No decorrer da instrução processual, foram inquiridas as testemunhas que foram interrogadas. Dois dos denunciados não compareceram à solenidade, razão pela qual o juízo aplicou-lhe o disposto no artigo 367 do Código de Processo Penal.

Nas alegações finais, o Ministério Público e o Assistente de Acusação, requereram a pronúncia dos acusados, nos exatos termos do aditamento à denúncia.

Por fim, a defesa de Claudemir Dias dos Santos e de dois dos acusados, nas alegações finais, requereram a impronúncia dos acusados, ao tempo em que a defesa do réu Claudemir Dias dos Santos requereu também a revogação de sua prisão preventiva.
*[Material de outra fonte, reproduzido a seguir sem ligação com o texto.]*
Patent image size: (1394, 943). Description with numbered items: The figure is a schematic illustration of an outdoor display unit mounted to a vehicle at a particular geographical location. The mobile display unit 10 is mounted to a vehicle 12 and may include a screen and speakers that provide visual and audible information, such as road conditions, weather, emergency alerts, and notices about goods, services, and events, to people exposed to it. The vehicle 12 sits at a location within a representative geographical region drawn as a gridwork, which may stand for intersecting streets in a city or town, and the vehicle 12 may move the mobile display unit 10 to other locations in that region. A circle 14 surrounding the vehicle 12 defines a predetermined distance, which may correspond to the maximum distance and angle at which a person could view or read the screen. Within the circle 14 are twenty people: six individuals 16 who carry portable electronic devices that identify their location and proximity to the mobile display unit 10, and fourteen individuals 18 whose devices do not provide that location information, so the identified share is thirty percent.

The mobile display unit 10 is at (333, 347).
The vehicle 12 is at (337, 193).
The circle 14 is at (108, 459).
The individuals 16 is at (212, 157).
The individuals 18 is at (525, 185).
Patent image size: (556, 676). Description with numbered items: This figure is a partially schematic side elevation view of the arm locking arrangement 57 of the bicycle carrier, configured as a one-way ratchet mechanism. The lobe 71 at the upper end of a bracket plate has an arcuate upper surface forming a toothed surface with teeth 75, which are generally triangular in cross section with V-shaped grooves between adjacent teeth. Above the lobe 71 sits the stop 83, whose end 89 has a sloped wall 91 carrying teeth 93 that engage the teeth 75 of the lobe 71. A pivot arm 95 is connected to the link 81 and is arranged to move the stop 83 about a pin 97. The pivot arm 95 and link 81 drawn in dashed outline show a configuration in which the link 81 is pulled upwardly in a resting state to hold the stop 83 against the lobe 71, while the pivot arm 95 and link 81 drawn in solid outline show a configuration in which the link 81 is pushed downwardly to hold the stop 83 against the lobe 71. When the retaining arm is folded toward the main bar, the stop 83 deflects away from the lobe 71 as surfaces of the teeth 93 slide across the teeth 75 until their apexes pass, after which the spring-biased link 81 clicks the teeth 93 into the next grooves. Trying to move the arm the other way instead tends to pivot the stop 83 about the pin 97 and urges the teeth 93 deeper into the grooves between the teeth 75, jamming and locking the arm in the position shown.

Diante dos fatos, o juiz de Ariquemes, Muhammad Hijazi Zaglout, aceitou a denúncia oferecida pelo MPE pelo assassinato de Geiziane dos Santos, além de manter os acusados em prisão preventiva. “PRONUNCIO o denunciado CLAUDEMIR DIAS DOS SANTOS, vulgo “Bida”, já qualificado na inicial, por infração ao crime descrito no art. 121, §2º, incisos I (mediante paga), II (motivo fútil), IV (recurso que dificultou a defesa da ofendida) e §2º-A, inciso I (feminicídio), do Código Repressivo Penal, na forma dos art. 29, do Código Penal, do Estatuto Repressivo Penal, e determino seja o mesmo submetido a julgamento pelo Egrégio Tribunal do Júri. Em obediência ao disposto no artigo 413, § 3º, do Código Instrumental Penal, entendo necessária a manutenção cautelar dos pronunciados, uma vez que permaneceram ergastulados durante toda a instrução processual em decorrência de prisão preventiva e, pelo fato de estarem presentes motivos ponderosos à decretação da custódia cautelar, consubstanciados pelos pressupostos à prisão (fumus comissis delicti), os quais se encontram relacionados no bojo desta decisão (materialidade e autoria) e, ainda, à vista da presença de fundamento à reprimenda legal (periculum libertatis), cujos fundamentos que a decretou e negou o pedido de revogação ficam integrando este decisum e são reforçados pela pronúncia”.